To build quality relationships, you have to be a quality friend yourself. Show up for your friends — to birthdays, milestone events, to disgrace a cheating boyfriend — you should be there for your friends and willing and ready to do whatever you can to make their lives better. Cry with them when it’s time for tears and help them snap out of it when they’re in a dark spot too long; your friends should be confident in the knowledge that you’re always on their team.
When your friends go wrong, be the kind of friend to correct them with love, so that they’ll help set your head straight when it’s needed too. Reciprocity is key to building and maintaining a healthy, supportive network of friends and friends can learn how to be better from one another.
Step Up Your Politics:
Your friends should be a safe space, and you should be able to share anything with them, and them with you. Nobody wants to be friends with a judgemental person, a patriarchy princess or a woman who slut-shames her friends. If you’re looking for quality friends who will take you as you are, then you must work on being non-judgemental and open to learning and evolving as well. Remember, we support women’s rights as well as their wrongs and even if you can’t share your wrongs with anyone, you should be able to share them with your friends.
Treat Your Female Friendships Like They’re Important, Not Like Fillers Until You Meet a Man:
Friendships are as important as romantic relationships and should be treated as such. Your community will be there for you in ways no one else will be and it is essential that you return the energy. Put in the effort, plan friendship dates, spend time together and don’t place men above your friendships. Don’t be the friend who abandons her friends the second she gets a man; not cute.
Find Shared Interests:
People can bond over a variety of things and these bonds can become pillars of friendship. A shared love of fashion, music, books, an artist etc can foster a friendship that develops in other ways. Take interest in the things your friends love that appeal to you.
Try New Things Together:
Nothing brings people together like shared experiences and memories. So try new things with your friends, even the worst experiences may turn into fond memories if they’re shared.

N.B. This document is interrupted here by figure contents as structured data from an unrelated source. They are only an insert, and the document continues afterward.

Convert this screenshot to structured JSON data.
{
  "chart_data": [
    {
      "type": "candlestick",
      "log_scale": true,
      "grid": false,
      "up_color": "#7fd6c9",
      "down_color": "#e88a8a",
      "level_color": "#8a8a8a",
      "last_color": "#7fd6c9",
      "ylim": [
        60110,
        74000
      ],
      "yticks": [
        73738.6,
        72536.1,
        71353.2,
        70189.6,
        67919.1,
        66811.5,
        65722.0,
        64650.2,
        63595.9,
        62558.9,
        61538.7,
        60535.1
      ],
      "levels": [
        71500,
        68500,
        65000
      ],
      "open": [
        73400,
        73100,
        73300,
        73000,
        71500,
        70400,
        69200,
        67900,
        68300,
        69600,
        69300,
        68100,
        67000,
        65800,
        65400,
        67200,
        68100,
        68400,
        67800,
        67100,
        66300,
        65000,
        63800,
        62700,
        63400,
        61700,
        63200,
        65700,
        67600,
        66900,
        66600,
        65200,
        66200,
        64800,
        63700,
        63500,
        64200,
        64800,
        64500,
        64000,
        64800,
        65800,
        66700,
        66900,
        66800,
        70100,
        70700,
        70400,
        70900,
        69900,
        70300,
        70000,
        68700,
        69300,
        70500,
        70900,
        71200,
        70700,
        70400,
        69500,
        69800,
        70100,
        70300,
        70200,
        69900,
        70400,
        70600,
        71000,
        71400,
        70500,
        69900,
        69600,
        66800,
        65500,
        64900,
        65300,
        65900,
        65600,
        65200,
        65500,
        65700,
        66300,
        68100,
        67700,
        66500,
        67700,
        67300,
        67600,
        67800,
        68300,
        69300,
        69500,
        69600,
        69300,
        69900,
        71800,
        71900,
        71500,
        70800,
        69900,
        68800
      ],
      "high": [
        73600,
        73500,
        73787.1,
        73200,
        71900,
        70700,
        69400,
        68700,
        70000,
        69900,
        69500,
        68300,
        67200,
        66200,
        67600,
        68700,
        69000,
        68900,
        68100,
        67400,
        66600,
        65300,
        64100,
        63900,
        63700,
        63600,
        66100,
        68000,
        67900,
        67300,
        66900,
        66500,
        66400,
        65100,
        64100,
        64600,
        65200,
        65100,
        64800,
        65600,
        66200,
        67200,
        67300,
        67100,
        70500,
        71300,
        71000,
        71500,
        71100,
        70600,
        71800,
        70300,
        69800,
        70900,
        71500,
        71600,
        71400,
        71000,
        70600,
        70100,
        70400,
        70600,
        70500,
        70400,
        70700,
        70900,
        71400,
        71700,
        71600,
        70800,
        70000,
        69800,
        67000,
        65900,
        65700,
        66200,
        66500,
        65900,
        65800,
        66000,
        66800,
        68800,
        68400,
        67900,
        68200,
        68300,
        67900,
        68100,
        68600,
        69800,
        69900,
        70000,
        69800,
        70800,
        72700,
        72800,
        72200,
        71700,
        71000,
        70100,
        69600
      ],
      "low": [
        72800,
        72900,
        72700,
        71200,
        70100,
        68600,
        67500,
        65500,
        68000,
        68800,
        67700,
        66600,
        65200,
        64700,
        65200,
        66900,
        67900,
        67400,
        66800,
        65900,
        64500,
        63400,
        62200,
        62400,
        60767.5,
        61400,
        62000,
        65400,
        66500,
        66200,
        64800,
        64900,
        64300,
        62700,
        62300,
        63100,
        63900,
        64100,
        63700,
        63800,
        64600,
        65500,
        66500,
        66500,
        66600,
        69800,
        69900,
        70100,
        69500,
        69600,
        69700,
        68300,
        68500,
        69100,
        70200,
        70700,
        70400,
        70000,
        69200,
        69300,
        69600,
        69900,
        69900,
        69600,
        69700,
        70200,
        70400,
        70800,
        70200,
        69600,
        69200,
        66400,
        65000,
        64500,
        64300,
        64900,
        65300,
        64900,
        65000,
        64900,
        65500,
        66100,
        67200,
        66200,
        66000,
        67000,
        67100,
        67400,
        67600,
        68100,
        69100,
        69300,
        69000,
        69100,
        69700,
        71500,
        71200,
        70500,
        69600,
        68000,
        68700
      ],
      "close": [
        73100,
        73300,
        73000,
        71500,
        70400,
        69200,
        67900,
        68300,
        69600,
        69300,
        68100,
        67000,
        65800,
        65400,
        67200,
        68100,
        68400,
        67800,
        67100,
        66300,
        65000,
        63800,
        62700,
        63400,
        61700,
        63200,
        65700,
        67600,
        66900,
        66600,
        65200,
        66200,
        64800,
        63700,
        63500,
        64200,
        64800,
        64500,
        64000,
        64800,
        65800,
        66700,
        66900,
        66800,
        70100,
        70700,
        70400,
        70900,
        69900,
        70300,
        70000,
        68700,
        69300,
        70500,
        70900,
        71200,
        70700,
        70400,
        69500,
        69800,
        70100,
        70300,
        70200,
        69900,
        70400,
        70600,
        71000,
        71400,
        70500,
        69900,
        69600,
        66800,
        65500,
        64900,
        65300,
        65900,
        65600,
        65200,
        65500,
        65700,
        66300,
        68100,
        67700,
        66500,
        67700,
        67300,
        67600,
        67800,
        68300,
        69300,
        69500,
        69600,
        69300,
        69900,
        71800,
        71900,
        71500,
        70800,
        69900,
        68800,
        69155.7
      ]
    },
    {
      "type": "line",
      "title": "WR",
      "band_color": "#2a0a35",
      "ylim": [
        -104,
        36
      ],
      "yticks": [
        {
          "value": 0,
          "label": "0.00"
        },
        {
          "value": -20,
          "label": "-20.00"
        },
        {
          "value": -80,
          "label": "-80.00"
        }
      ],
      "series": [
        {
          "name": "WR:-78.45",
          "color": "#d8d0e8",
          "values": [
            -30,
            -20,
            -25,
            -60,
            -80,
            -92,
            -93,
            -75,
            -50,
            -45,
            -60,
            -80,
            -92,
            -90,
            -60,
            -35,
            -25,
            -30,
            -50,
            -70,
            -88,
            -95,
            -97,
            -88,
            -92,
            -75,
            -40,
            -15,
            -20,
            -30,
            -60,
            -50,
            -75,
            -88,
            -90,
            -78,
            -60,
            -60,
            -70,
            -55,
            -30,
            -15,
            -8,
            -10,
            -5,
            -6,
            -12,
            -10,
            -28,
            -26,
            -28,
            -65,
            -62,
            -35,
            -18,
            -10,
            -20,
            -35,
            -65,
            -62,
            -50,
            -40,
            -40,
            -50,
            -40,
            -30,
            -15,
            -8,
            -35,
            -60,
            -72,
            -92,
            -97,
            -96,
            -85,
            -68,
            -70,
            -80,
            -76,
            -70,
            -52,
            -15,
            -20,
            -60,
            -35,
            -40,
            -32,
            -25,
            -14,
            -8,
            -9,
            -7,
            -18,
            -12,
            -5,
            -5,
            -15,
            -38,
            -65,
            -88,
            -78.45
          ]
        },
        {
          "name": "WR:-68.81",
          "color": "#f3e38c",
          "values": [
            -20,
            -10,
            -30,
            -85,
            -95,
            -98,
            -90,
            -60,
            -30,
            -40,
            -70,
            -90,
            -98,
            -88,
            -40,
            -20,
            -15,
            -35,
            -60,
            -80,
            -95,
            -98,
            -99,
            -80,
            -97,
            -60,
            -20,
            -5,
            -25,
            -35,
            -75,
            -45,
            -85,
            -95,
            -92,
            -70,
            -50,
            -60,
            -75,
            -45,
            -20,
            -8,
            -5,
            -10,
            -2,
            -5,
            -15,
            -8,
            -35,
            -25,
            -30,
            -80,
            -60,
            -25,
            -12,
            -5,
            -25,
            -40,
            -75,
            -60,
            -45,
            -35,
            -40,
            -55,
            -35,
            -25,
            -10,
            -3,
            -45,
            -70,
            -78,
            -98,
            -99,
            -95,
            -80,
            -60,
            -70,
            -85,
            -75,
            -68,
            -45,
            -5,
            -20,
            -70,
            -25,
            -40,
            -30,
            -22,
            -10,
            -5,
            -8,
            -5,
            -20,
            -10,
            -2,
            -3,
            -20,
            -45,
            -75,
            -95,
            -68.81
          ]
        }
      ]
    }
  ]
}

Go out, have a blast, take lots of pictures, look out for one another, and at the end of the day, someone must launch into a drunken emotional speech about how great friendship is and how much you love each another, it’s only right.
All in all, be a girl’s girl, be confident and kind, and you’ll likely attract people who mirror your views and values. However, don’t forget to protect your space and be discerning. Female friendships are amazing, but like with all things, there may be exceptions. Take friendship red flags as seriously as you’d take relationship red flags and flee from all appearances of evil.